Vous avez donc d’abord publié Tome I en 2017. Ce EP est-il sorti en autoproduction uniquement au format numérique à l’époque ou bien via le label suédois Shadow Records en dématérialisé et CD parce que j’ai lu des choses différentes à ce sujet ? De même, votre nouvel album Tome II, qui est en fin de compte votre premier album pour Grave Circles, était déjà sorti l’année dernière mais en indépendant (autoprod.). Bénéficia-t’il d’une sortie physique et sur un label en 2019 avant sa réédition aujourd’hui sur Les Acteurs de l’Ombre ?
Il y a d’abord eu la sortie numérique pour l’EP et ce n’est qu’après que la sortie physique a eu lieu chez Shadow Records. Tout comme notre premier enregistrement longue durée Tome II sorti en effet en téléchargement fin 2019 mais sans pressage de disque (vinyle ou CD). Tome II n’est publié physiquement qu’à partir de mai 2020 par Les Acteurs de l’Ombre.
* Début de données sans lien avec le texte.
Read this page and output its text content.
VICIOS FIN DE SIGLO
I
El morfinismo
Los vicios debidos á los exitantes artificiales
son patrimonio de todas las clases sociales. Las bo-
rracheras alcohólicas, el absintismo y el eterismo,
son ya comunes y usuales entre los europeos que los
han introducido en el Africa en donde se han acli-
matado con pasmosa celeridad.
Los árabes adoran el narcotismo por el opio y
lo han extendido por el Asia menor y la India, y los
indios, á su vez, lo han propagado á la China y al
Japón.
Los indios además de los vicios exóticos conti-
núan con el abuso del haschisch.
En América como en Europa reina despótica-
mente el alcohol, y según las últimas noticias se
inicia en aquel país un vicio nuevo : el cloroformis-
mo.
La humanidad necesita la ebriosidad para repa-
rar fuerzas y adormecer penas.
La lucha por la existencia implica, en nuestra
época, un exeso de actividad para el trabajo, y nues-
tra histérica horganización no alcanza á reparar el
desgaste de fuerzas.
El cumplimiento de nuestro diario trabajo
Merci pour ces précisions. Au passage, comment êtes-vous rentrés en contact avec le label français Les Acteurs de l’Ombre qui publie donc votre album Tome II aujourd’hui en 2020 pour une sortie digne de ce nom ? Vous connaissiez déjà ce label et les artistes Black Metal de leur catalogue ?
Pour te dire la vérité, je ne m’en souviens pas… Avant d’entrer en contact, je ne connaissais pas le nom du label, ça ne me disait rien. Peut-être l’avais-je rencontré auparavant indirectement (en écoutant un de leurs groupes), mais étant donné que je parle russe et que le français n’est pas une langue facile pour nous, je ne m’en souvenais tout simplement pas. Je me souviens avoir écouté les albums de leurs groupes Au-Dessus, Monolithe et Arkhon Infaustus, du moins ce sont ceux qui me viennent à l’esprit…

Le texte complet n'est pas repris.